Standard & Poor pushes new rules to deepen sukuk in Africa


Standard & Poor’s, a global rating agency has pushed for introduction of framework of regulation and fiscal adjustments across the African continent to deepen the sukuk market in the continent’s bid to bridge the infrastructure deficit in the coming decade.

In doing this, the continent, the agency noted should reviews its various tax regimes that will make Islamic finance viable.

In a latest report of the agency, it noted however that, wider investment options are limited in the continent and this has affected African countries to attract a pool of Islamic liquidity.

To date, African sovereigns have issued about $1 billion of sukuk instruments lagging behind in the global sukuk issuance of an average $100 billion per year over the past five years. Meanwhile, widening fiscal deficits and large infrastructure gaps will likely require multibillion-dollar additional financing needs over the next decade. 

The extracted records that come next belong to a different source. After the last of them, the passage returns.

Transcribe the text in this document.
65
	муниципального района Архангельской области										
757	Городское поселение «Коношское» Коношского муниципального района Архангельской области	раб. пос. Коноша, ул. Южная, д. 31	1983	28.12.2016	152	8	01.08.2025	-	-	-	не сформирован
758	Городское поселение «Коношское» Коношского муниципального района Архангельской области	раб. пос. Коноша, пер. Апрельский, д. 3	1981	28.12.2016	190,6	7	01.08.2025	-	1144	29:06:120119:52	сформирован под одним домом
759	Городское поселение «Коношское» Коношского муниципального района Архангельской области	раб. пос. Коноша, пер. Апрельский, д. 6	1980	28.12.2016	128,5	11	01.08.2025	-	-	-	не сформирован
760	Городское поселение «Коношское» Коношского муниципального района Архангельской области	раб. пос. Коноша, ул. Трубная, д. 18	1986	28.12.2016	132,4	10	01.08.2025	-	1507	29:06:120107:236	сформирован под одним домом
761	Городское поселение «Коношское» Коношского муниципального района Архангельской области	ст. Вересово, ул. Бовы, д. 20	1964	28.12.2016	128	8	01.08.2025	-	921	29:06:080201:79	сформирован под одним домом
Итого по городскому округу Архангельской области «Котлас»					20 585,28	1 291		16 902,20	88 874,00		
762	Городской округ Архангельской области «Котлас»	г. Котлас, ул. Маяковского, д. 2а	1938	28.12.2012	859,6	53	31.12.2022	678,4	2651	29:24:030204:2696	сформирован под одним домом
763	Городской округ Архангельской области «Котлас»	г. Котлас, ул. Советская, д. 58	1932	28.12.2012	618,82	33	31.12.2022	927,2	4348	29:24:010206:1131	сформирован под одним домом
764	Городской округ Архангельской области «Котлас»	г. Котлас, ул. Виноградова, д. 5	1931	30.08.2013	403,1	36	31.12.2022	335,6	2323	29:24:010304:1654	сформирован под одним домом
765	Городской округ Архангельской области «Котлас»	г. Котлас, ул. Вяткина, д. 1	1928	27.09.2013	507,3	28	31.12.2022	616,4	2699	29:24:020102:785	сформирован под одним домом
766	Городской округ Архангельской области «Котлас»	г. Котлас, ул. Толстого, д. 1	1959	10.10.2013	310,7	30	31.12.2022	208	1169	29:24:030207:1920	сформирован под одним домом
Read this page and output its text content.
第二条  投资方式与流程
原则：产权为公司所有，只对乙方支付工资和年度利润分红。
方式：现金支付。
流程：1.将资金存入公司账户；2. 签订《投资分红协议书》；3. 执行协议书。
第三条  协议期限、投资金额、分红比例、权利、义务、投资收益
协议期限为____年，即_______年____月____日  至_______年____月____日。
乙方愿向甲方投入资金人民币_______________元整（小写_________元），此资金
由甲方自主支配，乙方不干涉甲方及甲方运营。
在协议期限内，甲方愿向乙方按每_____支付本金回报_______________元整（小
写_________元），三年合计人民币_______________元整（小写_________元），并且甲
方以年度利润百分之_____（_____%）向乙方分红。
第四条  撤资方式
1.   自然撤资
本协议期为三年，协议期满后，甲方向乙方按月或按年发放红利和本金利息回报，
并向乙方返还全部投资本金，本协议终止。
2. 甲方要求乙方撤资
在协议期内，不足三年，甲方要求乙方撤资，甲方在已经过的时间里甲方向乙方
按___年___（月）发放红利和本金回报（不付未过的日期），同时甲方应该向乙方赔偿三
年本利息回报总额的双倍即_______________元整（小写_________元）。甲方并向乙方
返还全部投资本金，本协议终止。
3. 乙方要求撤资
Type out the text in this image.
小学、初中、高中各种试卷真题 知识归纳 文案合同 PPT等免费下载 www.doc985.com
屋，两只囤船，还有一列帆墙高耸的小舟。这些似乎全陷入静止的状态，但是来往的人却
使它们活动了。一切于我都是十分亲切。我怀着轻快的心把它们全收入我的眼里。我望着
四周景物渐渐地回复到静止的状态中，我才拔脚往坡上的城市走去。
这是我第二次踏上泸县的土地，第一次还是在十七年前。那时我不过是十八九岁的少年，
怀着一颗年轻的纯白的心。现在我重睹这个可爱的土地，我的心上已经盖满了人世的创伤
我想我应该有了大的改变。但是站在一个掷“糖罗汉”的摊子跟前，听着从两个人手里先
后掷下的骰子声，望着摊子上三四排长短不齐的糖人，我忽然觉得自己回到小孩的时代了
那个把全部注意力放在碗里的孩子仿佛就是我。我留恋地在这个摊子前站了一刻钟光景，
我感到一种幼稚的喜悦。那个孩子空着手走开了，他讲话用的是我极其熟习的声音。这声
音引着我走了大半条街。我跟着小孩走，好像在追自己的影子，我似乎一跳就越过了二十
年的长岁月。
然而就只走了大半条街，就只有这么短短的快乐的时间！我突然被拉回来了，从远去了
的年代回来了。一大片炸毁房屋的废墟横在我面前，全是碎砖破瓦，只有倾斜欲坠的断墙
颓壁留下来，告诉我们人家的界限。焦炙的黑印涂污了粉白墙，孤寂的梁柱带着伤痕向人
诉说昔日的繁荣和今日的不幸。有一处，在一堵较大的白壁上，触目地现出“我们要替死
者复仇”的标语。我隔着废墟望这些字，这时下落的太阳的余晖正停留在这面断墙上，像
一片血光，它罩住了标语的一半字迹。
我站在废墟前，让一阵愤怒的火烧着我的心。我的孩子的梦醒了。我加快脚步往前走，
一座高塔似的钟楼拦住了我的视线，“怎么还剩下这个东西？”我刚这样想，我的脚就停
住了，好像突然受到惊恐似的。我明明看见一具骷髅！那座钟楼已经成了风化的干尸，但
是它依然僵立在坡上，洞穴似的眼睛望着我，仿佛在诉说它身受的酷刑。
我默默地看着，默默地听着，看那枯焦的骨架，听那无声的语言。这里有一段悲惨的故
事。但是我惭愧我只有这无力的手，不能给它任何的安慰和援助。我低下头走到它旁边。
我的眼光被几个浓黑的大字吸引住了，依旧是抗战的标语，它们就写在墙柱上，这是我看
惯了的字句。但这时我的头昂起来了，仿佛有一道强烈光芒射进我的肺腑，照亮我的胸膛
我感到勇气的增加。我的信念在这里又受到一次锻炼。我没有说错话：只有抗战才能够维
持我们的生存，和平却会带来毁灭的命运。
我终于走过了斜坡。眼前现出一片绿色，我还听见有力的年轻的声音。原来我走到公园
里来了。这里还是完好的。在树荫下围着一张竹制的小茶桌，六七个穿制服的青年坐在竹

It noted that experiences in South Africa and Senegal have shown that a significant amount of time can elapse between a government’s announcement of intent to issue sukuk and their effective issuance, as governments gauge market interests and try to address the legal hurdles and cost of issuance.

“We believe legislation gaps are the main causes of delay between a country’s intent to issue and its effective issuance of sukuk,” said Standard & Poor’s credit analyst Samira Mensah. The success of Malaysia in South-East Asia as a hub for Islamic finance lies, among other things, in the strong regulatory framework to support the sector’s growth. Malaysia also moved quickly in 2009 to address the standardization of instruments and interpretation of Sharia law. 

 It warned that Tax regimes should be considered when encouraging sukuk issuance noting that Sharia-compliant instruments require equal treatment with conventional instruments for investors to consider them.

Malaysia, it noted introduced various tax incentives that made Islamic finance a cheaper economic alternative for institutions to raise funding.

 However, increasing technical assistance by the Islamic Development Bank (IDB) and Islamic Corporation for the Development of the Private Sector (ICD), are gradually facilitating also sovereign sukuk issues. 

”We believe that a growing interest in Islamic finance could encourage some North African countries, as well as sub-Saharan countries Cote d’Ivoire, Nigeria, and Kenya, which have fairly well developed capital markets by regional standard, to issue sukuk in the future”.